No dia em que sentiu dores de cabeça que mais tarde se mostrariam sintomas de uma hemorragia intracraniana, o presidente Luiz Inácio Lula da Silva, de 79 anos, teve a seguinte agenda: reunião com 14 ministros para discutir governança das estatais que dão prejuízo - durou a manhã toda. À tarde, novo encontro com ministros para despachos diversos, como discussão de vetos do PL dos Seguros, que opunham Fazenda e Justiça, e assinatura de decretos.
Para coroar o dia, no fim da tarde, um encontro espinhoso que não estava inicialmente previsto, com os presidentes da Câmara, Arthur Lira (PP-AL), e do Senado, Rodrigo Pacheco (PSD-MG). Assunto: o perrengue do pagamento das emendas parlamentares, travada depois de decisões do Supremo. Só saberíamos no dia seguinte, mas Lula passou a segunda-feira, 9, sentindo as tais dores. Participantes das reuniões disseram à Coluna terem notado cansaço e abatimento, mas nada fora do esperado. Desde então, o presidente fez exames, foi transferido para São Paulo e passou por dois procedimentos na cabeça.
Lula está bem e se recuperando dentro do esperado, segundo os médicos que o acompanham. Mas as sucessivas agendas cheias do presidente demonstram que há uma “lulodependência” no governo e, quando se trata de sua sucessão, no PT e na esquerda. Lula não delega porque não consegue. Sem base no Congresso, os ministros e líderes responsáveis pelas negociações políticas até tentam, mas é com o Lula que Liras e Pachecos da vida querem fechar os acordos.
Para lembrar: o ex-presidente Jair Bolsonaro praticamente entregou o governo e as chaves do cofre para o Congresso - com a criação do esquema do “orçamento secreto”, revelado pelo Estadão, que deu dinheiro e poder a deputados e senadores. Lula subiu a rampa com o objetivo - e a necessidade - de fazer o contrário. Centralizou na sua forte figura política todas as articulações políticas.

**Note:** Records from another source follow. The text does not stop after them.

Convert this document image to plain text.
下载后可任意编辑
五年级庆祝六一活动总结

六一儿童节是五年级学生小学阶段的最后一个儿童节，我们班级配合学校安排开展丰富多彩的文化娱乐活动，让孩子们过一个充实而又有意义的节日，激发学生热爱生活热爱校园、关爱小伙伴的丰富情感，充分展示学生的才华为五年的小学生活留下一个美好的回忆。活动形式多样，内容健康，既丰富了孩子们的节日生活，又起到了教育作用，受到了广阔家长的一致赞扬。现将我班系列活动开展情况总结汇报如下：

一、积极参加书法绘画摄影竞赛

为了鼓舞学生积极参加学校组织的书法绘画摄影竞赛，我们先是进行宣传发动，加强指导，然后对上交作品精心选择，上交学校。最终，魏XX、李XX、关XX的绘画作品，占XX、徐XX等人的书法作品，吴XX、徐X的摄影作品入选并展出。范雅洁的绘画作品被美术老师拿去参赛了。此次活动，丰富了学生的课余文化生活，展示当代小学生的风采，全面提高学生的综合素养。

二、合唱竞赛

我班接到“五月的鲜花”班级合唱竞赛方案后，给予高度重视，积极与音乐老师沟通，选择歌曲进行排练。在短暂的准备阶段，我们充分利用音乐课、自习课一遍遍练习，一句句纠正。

O mesmo vale para dentro do governo. Se nos governos Lula 1 e 2 havia figuras importantes na Casa Civil como José Dirceu ou Dilma Rousseff, que exerciam a função de coordenadores dos ministérios e tinham autonomia e voz de comando, o mesmo não ocorre com o atual ocupante do posto, Rui Costa.
Vejam o exemplo do pacote de corte de gastos. Lula participou de exaustivas reuniões, com todos os ministros afetados, ouviu todos os argumentos. Na reta final, o ministro da Fazenda, Fernando Haddad, levou até o futuro presidente do Banco Central, Gabriel Galípolo, para convencê-lo. O pacote foi anunciado e, mesmo depois, Lula ainda foi procurado por chefes das Forças Armadas na tentativa de reverter a imposição de idade mínima para a aposentadoria dos militares - a reserva remunerada. E foi ouvi-los outra vez.
A dependência do governo de Lula será testada nas próximas semanas. O plano de Haddad e cia era aprovar ainda neste ano as medidas de contenção de despesas, por isso a correria de segunda-feira para liberar o pagamento de emendas e deixar os parlamentares felizes. Com o presidente convalescendo, o primeiro escalão dará conta de tocar o barco e garantir as votações? Adicione aqui o fato de que, nas conversas e negociações em troca de votos, já estava sendo discutido reforma ministerial, assunto no qual, definitivamente, só Lula baterá o martelo.
“Lulodependência”
No cenário eleitoral, o apego a Lula na esquerda existe desde 1989, quando o petista concorreu pela primeira vez. Desde então, foi amansando a imagem e se tornou o único nome desse espectro político viável a concorrer e se eleger. Em 2018, quando Lula estava preso, Fernando Haddad concorreu e perdeu.
Com a saúde de Lula no noticiário, a sucessão de 2026 ganha cada vez mais os holofotes. Há 15 dias, já tínhamos dito na Coluna que Haddad parece continuar sendo a aposta de Lula para lhe suceder, apesar das resistências internas no PT ao ministro da Fazenda. Na pesquisa Quaest divulgada nesta quinta-feira, Haddad é o favorito também dos entrevistados, cuja maioria (52%) também disse preferir que Lula não concorra em 2026. Assim como Lula, o levantamento mostrou que o ministro da Fazenda venceria nomes de direita como Tarcísio de Freitas, Pablo Marçal e Ronaldo Caiado.
Mas, como os especialistas sempre dizem, pesquisas são retratos do momento. Agora, restam duas coisas a saber: se em dois anos Lula ainda tentará a reeleição e, caso resolva indicar Haddad ou outro sucessor em 2026, se os eleitores aceitarão um novo nome da esquerda ou se ainda estarão “lulodependentes”.